Starring: Guillermo Francella, Peter Lanzini, Lili Popovich
At the end of the Falklands war, Arquímedes Puccio (Francella), the patriarch of his middle class Argentine family loses his job in the state intelligence services. To maintain his family’s middle-class status, Arquímedes and the other family members kidnap wealthy individuals and though the ransom is paid, kill their hostages anyway, while being offered protection from his contacts within the establishment. While all the other members of the family silently play their part, the eldest son and star rugby player, Alejandro (Lanzani) often questions what they are doing. However, with his contacts within the Government telling Arquímedes to lie low, he risks destroying everything his family has fought for and tearing the entire family apart if he continues.
The synopsis that I have just written, despite being quite lengthy, does not quite sum up The Clan, and this serves as both a credit and a criticism to it as a film. It is a compelling, wonderfully put together and incredibly acted film, but with so much going on within its 108-minute plot it is at times a very hard film to follow, and therefore engage with at the start. I have no idea if there is a longer version that exists, but from watching the 108-minute-long version it feels like this film would have been better if given more time to develop its abundance of characters and subplots, as so much happens within the narrative.
However, this criticism should be taken as a complement to director Pablo Trapero as his film (and of course the true story that it is based on) is very compelling and therefore the audience automatically wants to know more about these characters and their backstories, especially Arquímedes Puccio.
However, the condensed nature of the narrative means that the character of Arquímedes Puccio remains in some ways an enigma, and therefore more engaging. One of the main problems with biopics with real characters is that they just tell the story, but The Clan contains plenty of substance, and is also a deeply engrossing and often very unnerving film that is directed with assured confidence by Pablo Trapero.
With limited financial resources at his disposal Trapero proves that he is very much making the film he wants to, with deeply effective camerawork such as tight close-ups on characters and long takes with a very static camera, especially of the film’s key set pieces such as when the family abduct their hostages. These are particularly well put together scenes that are undoubtedly deeply engaging, and the whole film is directed with assured visual swagger by Trapero.
Another key factor as to why The Clan is such captivating entertainment are the performances; Guillermo Francella is exceptional as Arquímedes, providing an unnerving but deeply charismatic screen presence with his piercing blue eyes.

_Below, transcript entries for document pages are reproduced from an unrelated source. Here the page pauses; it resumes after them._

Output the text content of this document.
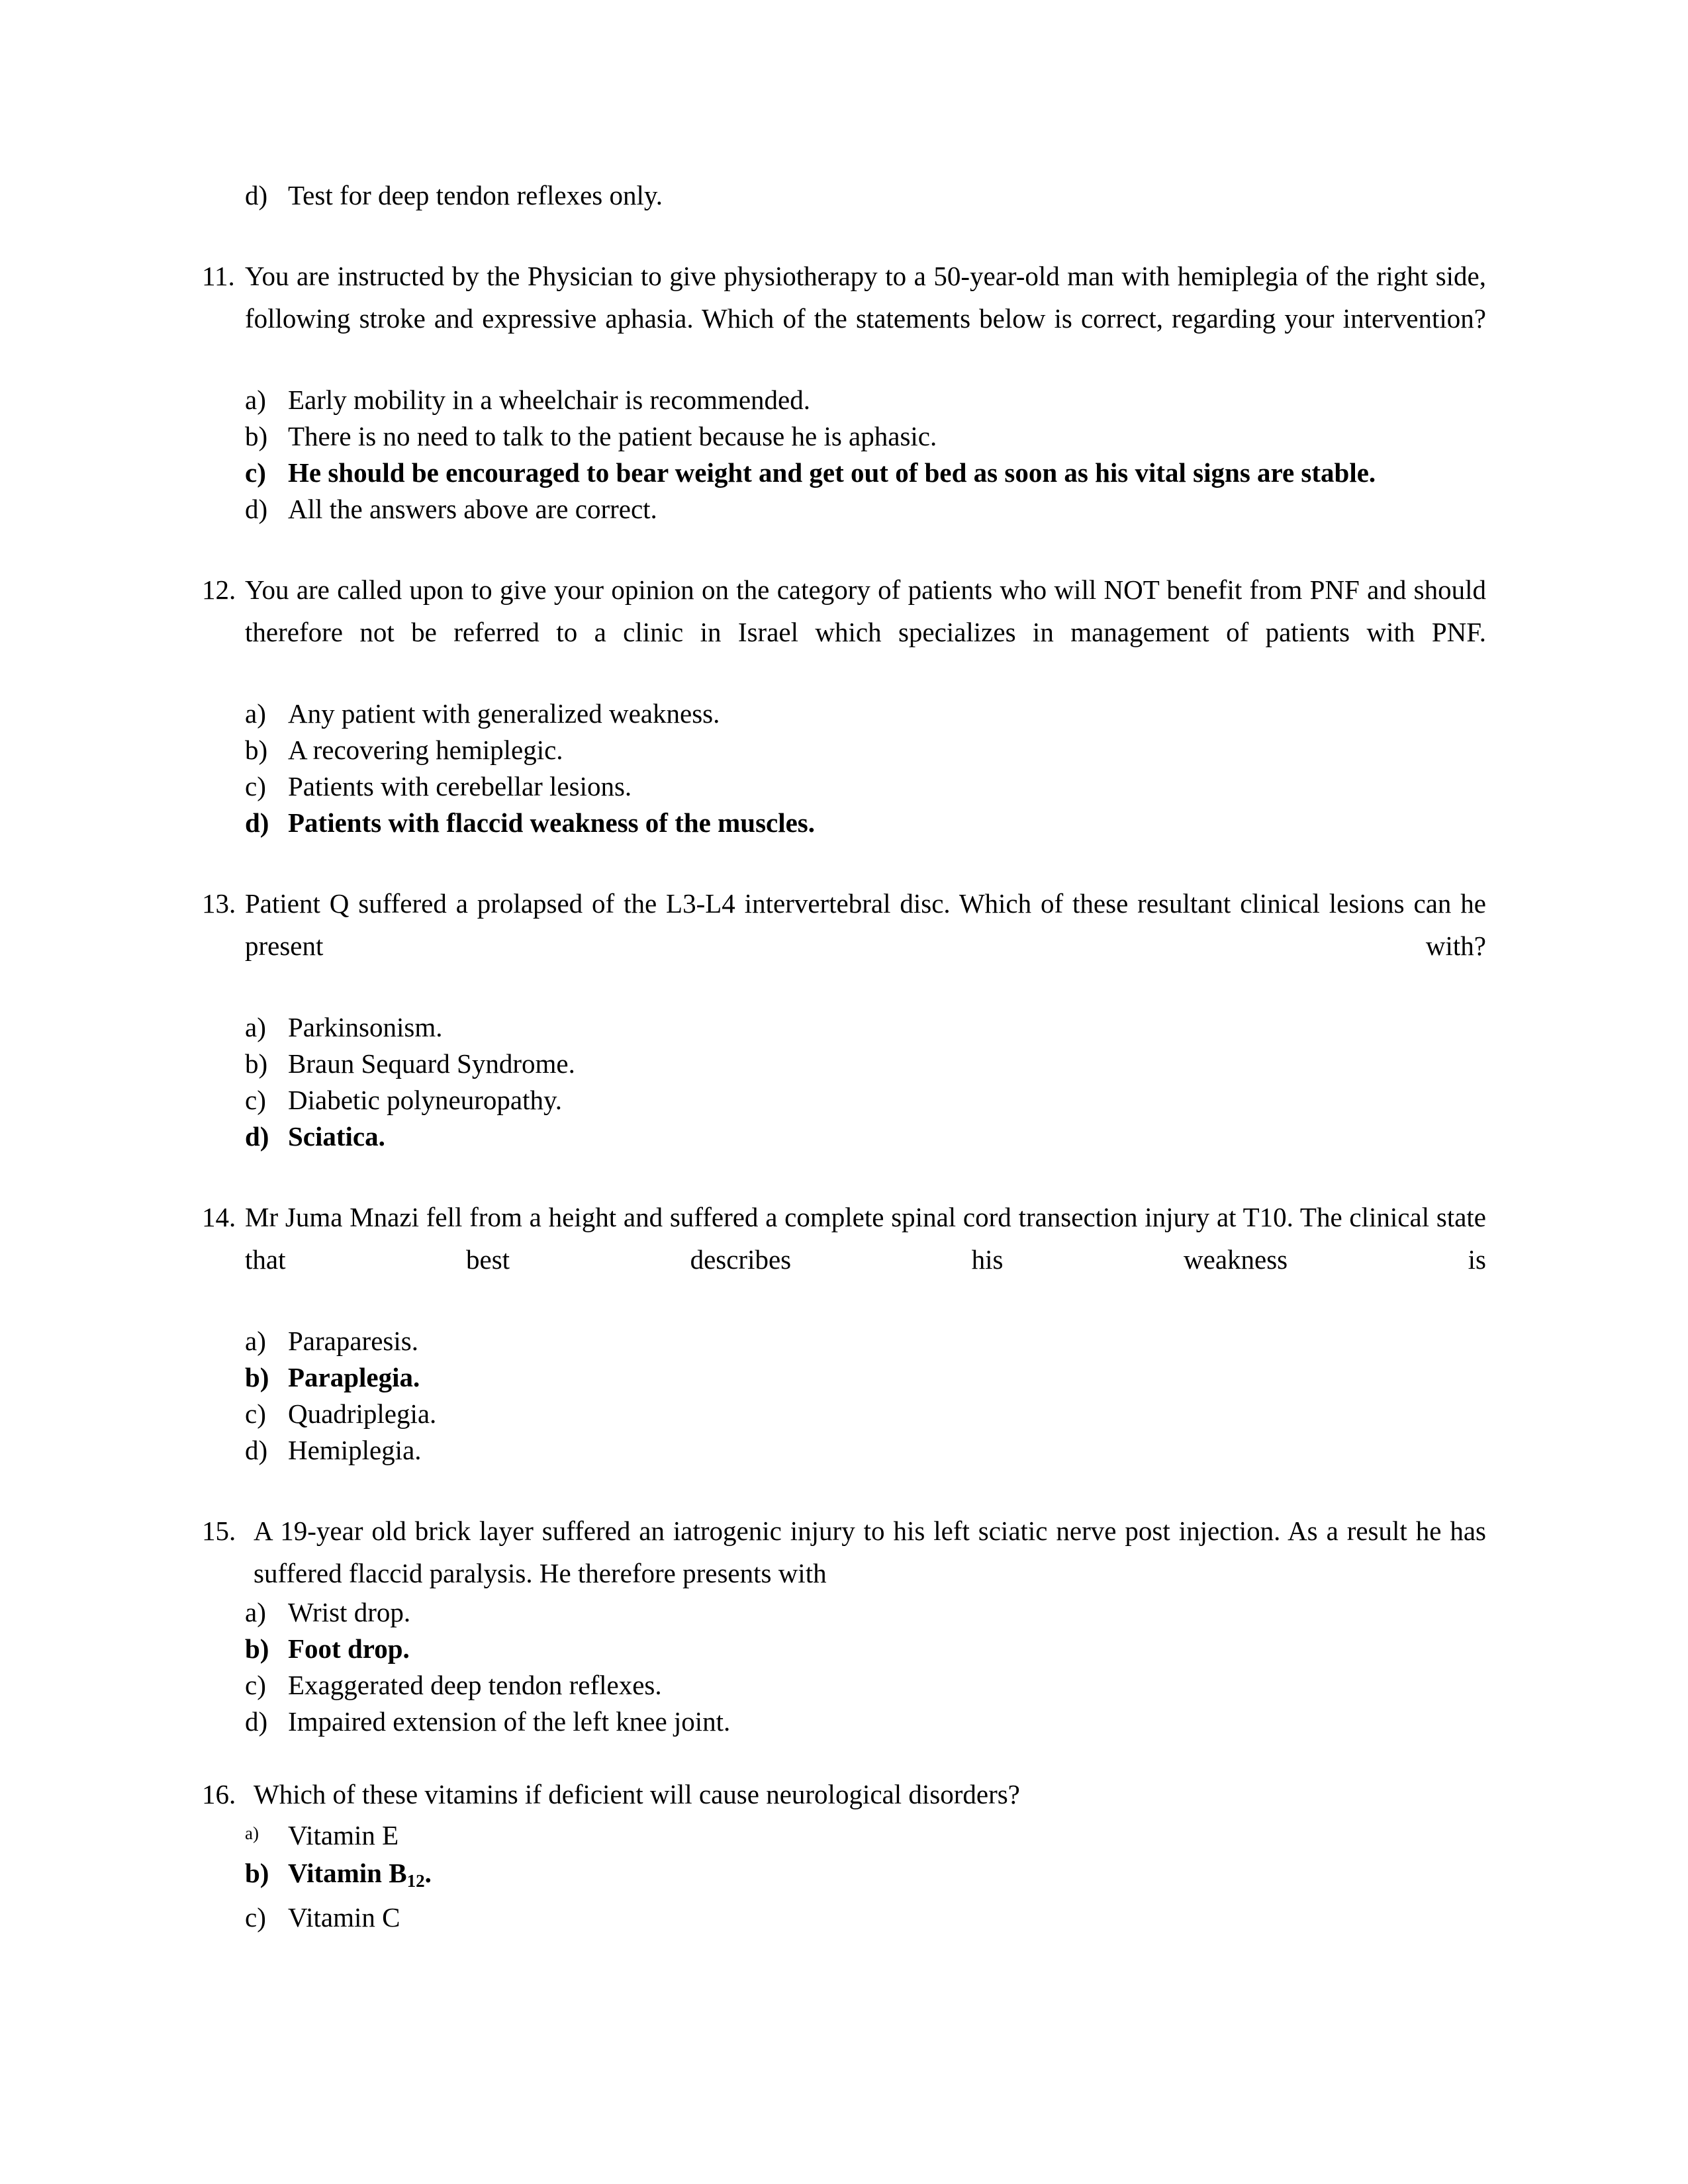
d) Test for deep tendon reflexes only.
11. You are instructed by the Physician to give physiotherapy to a 50-year-old man with hemiplegia of the right side, following stroke and expressive aphasia. Which of the statements below is correct, regarding your intervention?
a) Early mobility in a wheelchair is recommended.
b) There is no need to talk to the patient because he is aphasic.
c) He should be encouraged to bear weight and get out of bed as soon as his vital signs are stable.
d) All the answers above are correct.
12. You are called upon to give your opinion on the category of patients who will NOT benefit from PNF and should therefore not be referred to a clinic in Israel which specializes in management of patients with PNF.
a) Any patient with generalized weakness.
b) A recovering hemiplegic.
c) Patients with cerebellar lesions.
d) Patients with flaccid weakness of the muscles.
13. Patient Q suffered a prolapsed of the L3-L4 intervertebral disc. Which of these resultant clinical lesions can he present with?
a) Parkinsonism.
b) Braun Sequard Syndrome.
c) Diabetic polyneuropathy.
d) Sciatica.
14. Mr Juma Mnazi fell from a height and suffered a complete spinal cord transection injury at T10. The clinical state that best describes his weakness is
a) Paraparesis.
b) Paraplegia.
c) Quadriplegia.
d) Hemiplegia.
15. A 19-year old brick layer suffered an iatrogenic injury to his left sciatic nerve post injection. As a result he has suffered flaccid paralysis. He therefore presents with
a) Wrist drop.
b) Foot drop.
c) Exaggerated deep tendon reflexes.
d) Impaired extension of the left knee joint.
16. Which of these vitamins if deficient will cause neurological disorders?
a) Vitamin E
b) Vitamin $B_{12}$.
c) Vitamin C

As the plot develops and the various characters it includes are introduced, as well as the broader plot strands of the state of Argentine society at the time, there are continuous suggestions that if given the time or budget The Clan could have been a two and a half hour epic, but what we do have is a deeply engaging and very well put together crime drama of am almost quite unsettling true story. However, throughout I just wanted to know more and the film to sometimes just take its time, which was at times a little frustrating.
The main emotional lynchpin of the narrative is the focus on the eldest son Alejandro and his obvious hatred of being involved with the crimes his family commits. This does prove to be an effective tool at making The Clan an engaging crime drama as we do genuinely care about and feel sorry for Alejandro, as his intentions are pure. However, again if the film were given longer to develop characters this could have been even more effective, and the eventual revelations that Alejandro discovers could have been even more devastating. However, they still are very effective and deeply powerful moments in what is a masterfully told (albeit slightly rushed) crime drama.
An engaging crime drama made with assured swagger and confidence; the fact that The Clan is a true story makes it more shocking, but a longer running time would have certainly allowed for a narrative with so much happening to develop slower and could have potentially been more effective and memorable.